NO MORE DYING THEN, de Ruth Rendell
Titre français : Le Petit Eté de la St-Luc
6ème enquête de l’inspecteur en chef Reg Wexford et son adjoint Mike Burden
Ce que nous appelons « l’été indien » est appelé « St-Luke’s Little Summer » au Royaume-Uni, c’est une période de douceur dans l’air, des journées ensoleillées, qui ne devraient apporter que joie et bonne humeur. Et c’est au cours de l’une de ces douces journées d’octobre que disparaît le petit John Lawrence, fils d’une mère un peu bohème et que l’inspecteur Mike Burden va, intérieurement accuser de négligence, surtout lorsqu’il voit l’état de la maison où ils vivent.
Lorsque l’annonce de la disparition du petit John est connue dans Kingsmarkham, la petite ville a encore en mémoire la disparition , neuf mois auparavant, de la jeune Stella Swan-Rivers.
Pour l’inspecteur en chef Reginald Wexford il ne fait aucun doute qu’à présent la petite Stella est morte, même si son corps ne fut jamais retrouvé ; néanmoins la disparition du petit garçon fait aussi rouvrir le dossier Swan-Rivers, les deux affaires étant peut-être liées.
Evidemment, lorsqu’un enfant disparaît, tout le monde est suspect, y compris les parents.

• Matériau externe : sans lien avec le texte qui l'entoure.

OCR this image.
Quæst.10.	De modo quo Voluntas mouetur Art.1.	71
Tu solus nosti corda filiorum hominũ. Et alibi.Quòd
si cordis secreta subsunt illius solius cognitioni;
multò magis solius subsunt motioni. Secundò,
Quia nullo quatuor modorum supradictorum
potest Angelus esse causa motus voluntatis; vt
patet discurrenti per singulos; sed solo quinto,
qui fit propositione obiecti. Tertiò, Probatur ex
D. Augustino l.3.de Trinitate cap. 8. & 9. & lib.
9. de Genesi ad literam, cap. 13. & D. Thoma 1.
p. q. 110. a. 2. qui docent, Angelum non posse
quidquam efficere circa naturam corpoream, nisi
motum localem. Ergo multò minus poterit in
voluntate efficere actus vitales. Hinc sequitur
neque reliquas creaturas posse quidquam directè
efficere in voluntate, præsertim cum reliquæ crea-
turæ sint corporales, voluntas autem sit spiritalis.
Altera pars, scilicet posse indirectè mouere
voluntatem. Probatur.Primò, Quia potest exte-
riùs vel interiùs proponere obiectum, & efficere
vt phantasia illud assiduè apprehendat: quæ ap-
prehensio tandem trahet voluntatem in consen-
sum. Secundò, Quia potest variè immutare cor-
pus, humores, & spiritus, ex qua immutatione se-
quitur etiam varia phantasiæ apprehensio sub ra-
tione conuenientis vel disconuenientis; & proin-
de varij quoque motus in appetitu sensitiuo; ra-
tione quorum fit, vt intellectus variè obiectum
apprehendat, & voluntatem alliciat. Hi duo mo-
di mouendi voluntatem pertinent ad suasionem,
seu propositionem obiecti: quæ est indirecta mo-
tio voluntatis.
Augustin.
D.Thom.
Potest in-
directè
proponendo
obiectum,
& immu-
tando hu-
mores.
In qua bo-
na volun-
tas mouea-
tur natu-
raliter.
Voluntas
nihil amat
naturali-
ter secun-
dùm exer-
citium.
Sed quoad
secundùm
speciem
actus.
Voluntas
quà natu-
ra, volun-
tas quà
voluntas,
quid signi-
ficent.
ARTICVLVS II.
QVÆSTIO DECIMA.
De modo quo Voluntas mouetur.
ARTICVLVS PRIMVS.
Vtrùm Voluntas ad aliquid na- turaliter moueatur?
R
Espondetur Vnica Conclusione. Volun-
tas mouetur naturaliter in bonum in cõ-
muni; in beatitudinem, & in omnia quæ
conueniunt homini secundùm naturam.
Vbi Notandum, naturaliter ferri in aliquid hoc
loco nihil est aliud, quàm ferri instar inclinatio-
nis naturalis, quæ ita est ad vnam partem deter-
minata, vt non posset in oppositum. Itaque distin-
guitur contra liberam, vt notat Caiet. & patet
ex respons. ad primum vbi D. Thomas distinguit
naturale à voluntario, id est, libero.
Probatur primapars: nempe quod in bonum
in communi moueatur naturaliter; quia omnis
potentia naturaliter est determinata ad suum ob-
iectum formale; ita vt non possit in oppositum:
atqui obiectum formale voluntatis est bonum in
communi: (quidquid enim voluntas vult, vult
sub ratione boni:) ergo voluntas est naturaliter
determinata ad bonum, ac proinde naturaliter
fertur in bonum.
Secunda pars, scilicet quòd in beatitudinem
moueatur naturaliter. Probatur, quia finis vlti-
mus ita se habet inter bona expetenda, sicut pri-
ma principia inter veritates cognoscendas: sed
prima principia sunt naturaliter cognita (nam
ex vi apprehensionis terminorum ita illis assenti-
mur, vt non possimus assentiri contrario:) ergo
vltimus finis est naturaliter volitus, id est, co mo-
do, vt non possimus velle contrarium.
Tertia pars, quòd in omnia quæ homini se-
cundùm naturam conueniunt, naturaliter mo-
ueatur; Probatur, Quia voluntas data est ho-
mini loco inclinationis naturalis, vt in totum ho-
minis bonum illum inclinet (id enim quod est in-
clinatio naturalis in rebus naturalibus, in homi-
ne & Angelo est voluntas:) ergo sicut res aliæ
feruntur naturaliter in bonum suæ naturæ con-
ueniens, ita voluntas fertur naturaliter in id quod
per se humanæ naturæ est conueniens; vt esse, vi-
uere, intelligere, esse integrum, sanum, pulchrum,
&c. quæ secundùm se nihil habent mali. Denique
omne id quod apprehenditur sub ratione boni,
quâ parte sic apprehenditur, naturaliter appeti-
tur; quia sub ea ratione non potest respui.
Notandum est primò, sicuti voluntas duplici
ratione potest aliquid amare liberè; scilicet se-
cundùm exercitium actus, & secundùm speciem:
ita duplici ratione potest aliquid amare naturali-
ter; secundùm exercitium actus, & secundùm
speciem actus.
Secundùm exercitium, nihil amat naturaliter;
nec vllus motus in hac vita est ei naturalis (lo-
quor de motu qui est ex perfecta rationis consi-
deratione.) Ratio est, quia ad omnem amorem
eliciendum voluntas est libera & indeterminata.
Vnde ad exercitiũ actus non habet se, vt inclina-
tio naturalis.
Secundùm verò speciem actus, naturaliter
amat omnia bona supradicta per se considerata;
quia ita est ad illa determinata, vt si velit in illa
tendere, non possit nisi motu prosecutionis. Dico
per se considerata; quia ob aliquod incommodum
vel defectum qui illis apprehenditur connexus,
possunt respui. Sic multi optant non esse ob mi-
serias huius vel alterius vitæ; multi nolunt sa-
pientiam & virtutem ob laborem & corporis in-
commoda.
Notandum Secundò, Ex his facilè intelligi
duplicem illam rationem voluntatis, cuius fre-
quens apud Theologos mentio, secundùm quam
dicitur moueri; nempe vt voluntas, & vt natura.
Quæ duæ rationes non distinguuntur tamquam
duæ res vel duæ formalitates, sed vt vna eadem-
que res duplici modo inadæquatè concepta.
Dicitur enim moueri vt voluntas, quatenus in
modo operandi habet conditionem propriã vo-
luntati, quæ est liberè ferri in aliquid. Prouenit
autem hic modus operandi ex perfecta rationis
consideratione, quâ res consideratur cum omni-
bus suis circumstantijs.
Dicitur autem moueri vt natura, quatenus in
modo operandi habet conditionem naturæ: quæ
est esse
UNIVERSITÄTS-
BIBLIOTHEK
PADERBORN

Commence à nouveau les longs et pénibles interrogatoires des voisins, connaissances, et les parents, tant Rivers que Gemma Lawrence et Wexford ne peut pas beaucoup compter sur son adjoint qui a perdu son épouse il y a un peu plus de six mois ; l’homme est en pleine dépression même s’il le nie, ses enfants ne l’intéressent plus, sa belle-sœur – qui est venue pour l’aider en ces durs moments – est traitée avec la plus grande indifférence et se sent reléguée au rang de bonniche.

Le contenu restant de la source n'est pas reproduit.